Par cette tribune, nous ne remettons pas en cause la fonction de Vice-Président de l’Union d’Aloïs Gabreil. Il a été élu, à ce titre c’est aux citoyens qu’il doit des comptes. Nous espérons toutefois que, si ces faits de harcèlement sont avérés, la pression sociale et médiatique imposera sa démission. En revanche, nous exigeons que BLP ! ne soit plus diffusée et que son animateur et producteur soit limogé de la télévision publique. Dans le temps de l’enquête et par mesure de précaution, la suspicion ne saurait régner plus longtemps.
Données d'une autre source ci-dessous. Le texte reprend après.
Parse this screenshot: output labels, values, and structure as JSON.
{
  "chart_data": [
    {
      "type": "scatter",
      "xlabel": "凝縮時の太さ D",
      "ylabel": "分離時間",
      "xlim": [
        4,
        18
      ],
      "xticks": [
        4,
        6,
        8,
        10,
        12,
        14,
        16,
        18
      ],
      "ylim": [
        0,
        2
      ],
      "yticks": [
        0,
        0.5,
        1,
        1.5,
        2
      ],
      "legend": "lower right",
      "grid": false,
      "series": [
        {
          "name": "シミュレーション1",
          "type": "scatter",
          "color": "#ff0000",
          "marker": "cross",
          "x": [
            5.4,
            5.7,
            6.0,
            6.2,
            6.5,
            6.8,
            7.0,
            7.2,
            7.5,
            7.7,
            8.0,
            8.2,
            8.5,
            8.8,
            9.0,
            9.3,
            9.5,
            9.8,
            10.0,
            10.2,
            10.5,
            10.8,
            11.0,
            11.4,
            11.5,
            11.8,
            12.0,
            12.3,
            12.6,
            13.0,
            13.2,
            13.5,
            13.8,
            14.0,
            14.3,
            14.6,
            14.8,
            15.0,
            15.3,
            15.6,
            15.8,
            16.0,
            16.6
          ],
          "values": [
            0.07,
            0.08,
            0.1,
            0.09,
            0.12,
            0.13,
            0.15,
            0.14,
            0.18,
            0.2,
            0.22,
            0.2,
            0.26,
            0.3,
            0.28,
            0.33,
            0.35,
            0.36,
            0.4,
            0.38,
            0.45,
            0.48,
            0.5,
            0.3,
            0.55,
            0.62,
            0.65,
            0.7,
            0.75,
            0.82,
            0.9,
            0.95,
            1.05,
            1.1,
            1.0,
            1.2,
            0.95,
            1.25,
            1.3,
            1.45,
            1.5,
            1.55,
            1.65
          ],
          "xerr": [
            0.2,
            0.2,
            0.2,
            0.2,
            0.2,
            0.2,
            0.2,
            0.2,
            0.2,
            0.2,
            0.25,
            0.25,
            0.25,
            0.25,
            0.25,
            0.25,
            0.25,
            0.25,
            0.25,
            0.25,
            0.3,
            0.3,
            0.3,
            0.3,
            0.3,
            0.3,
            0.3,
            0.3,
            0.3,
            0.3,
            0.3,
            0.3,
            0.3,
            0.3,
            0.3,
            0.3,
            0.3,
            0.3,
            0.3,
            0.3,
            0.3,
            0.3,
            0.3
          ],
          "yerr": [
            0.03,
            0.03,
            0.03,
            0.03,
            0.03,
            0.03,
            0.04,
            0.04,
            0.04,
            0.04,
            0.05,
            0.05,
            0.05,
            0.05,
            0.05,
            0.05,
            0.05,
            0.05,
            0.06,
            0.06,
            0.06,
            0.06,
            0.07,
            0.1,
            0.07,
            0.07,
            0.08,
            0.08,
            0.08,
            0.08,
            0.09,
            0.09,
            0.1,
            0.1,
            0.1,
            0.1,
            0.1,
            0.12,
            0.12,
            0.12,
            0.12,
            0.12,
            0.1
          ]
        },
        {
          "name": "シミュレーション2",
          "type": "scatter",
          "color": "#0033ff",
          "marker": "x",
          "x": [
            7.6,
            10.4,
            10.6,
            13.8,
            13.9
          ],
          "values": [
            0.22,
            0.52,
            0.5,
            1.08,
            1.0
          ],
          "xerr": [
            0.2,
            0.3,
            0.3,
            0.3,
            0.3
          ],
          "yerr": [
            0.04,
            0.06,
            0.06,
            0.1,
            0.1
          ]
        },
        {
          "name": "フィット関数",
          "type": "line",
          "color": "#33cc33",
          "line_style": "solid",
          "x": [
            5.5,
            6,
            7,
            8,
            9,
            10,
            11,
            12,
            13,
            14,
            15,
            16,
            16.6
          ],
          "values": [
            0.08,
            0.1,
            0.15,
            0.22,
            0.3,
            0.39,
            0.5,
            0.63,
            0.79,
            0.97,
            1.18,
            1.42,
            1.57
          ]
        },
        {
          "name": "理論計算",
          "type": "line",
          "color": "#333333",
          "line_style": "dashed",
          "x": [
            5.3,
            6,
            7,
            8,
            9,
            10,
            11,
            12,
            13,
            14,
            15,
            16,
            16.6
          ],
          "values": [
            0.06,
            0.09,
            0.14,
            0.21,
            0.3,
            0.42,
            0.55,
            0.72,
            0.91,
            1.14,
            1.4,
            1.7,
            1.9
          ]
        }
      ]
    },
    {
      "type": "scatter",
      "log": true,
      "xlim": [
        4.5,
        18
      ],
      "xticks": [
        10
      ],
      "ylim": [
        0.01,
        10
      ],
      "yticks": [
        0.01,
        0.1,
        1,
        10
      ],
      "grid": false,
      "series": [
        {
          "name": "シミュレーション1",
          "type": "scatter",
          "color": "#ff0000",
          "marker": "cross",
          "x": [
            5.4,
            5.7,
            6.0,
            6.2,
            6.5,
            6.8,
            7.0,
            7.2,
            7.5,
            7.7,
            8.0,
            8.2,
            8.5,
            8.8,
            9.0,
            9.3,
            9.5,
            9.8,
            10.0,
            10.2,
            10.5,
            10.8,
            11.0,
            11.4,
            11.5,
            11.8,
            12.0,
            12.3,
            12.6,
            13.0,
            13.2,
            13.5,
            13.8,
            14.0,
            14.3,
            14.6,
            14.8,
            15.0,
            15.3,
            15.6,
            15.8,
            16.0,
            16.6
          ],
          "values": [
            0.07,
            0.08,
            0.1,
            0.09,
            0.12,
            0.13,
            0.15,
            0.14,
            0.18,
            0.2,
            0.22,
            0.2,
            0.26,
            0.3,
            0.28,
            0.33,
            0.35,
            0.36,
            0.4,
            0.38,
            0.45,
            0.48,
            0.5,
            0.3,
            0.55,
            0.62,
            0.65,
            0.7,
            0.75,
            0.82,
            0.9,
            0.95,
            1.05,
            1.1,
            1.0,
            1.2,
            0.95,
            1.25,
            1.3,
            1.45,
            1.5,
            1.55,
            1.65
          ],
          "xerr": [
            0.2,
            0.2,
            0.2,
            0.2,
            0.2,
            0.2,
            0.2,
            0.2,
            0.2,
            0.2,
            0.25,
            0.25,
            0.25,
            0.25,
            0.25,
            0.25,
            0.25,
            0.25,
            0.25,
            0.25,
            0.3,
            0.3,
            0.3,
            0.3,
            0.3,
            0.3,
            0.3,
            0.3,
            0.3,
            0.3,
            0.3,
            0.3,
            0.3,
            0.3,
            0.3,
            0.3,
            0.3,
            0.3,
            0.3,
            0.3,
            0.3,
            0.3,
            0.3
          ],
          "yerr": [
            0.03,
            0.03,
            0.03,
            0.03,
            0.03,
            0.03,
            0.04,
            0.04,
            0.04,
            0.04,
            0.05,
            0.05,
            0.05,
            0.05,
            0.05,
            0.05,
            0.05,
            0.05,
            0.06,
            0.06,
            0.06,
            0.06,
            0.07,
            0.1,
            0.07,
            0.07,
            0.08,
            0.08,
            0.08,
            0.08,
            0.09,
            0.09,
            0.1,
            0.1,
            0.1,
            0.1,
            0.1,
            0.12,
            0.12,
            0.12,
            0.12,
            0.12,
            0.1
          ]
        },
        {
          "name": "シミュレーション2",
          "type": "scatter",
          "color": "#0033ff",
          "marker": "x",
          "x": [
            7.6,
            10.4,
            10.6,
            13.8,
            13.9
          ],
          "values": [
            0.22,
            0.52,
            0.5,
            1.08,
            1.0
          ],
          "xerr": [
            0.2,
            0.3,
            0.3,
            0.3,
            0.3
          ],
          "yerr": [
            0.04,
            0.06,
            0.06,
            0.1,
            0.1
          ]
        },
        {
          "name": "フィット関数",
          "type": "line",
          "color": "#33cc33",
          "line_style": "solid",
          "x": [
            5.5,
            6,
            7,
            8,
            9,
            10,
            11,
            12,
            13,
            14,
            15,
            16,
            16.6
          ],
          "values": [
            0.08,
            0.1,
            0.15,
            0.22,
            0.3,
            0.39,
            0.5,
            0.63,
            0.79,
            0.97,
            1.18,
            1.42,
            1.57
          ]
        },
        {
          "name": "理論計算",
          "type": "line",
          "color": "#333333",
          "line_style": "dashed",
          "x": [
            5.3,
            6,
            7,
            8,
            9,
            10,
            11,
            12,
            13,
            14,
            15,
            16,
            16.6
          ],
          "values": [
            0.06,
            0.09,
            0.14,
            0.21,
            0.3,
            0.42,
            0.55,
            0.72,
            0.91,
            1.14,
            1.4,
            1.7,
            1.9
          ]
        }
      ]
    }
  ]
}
Si Aloïs Gabreil reste aux manettes d’une telle émission, nous craignons qu’arrive le pire car le pire y a déjà eu lieu. Viol simulé par téléphone, faux dragueur dans un bar gay, plats contenant des aliments interdits, avariés ou allergènes et servis en direct, chantages aux sex-tapes imaginaires ou bien encore gage, récurrent pour ne pas dire traditionnel, du slime, cette pâte gluante plongée dans le slip de membres du public et qu’une personne désignée doit aller rechercher : nous n’oublions pas les ignominies qui ont émaillé BLP ! depuis sa création sans que sa diffusion ne soit jamais compromise. Aujourd’hui, les circonstances ont changé, l’image de l’émission également. Plus personne ne pourra regarder BLP ! en toute indifférence. 

La justice doit pouvoir faire sereinement son travail. Aucune pression ne doit s’exercer sur Héléna B. ni sur les courageuses victimes présumées qui se sont jointes à elle. Nous refusons que BLP ! soit de nouveau le théâtre d’une propagande, dans le but de convaincre le public de l’innocence de l’accusé. Nous ne voulons pas davantage qu’une campagne de décrédibilisation soit lancée contre toutes les victimes présumées, déjà fragilisées. Enfin, nous songeons aux autres chroniqueurs de l’émission. Qu’ils aient subi des abus ou en aient eux-mêmes causés, certains sont peut-être tiraillés entre leur volonté de témoigner, leur fidélité à leur patron et leur intérêt à garder le silence. Qu’ils puissent faire avancer l’enquête et soulager leur conscience !

Pour toutes ces raisons, nous sollicitons le CVMN (Centre de Vigilance Médiatique Et Numérique) pour qu’une limite soit enfin posée, désormais que des soupçons de faits graves et répréhensibles pèsent sur Aloïs Gabreil. Cette histoire, aussi dramatique qu’elle nous paraisse, doit avant tout montrer que la justice est une valeur universelle et que ses instituions savent protéger les plus faibles contre les puissants. Dans la situation actuelle, le contrôle de l’image s’inscrit pleinement dans ce noble principe de l’égalité de tous et toutes devant la loi.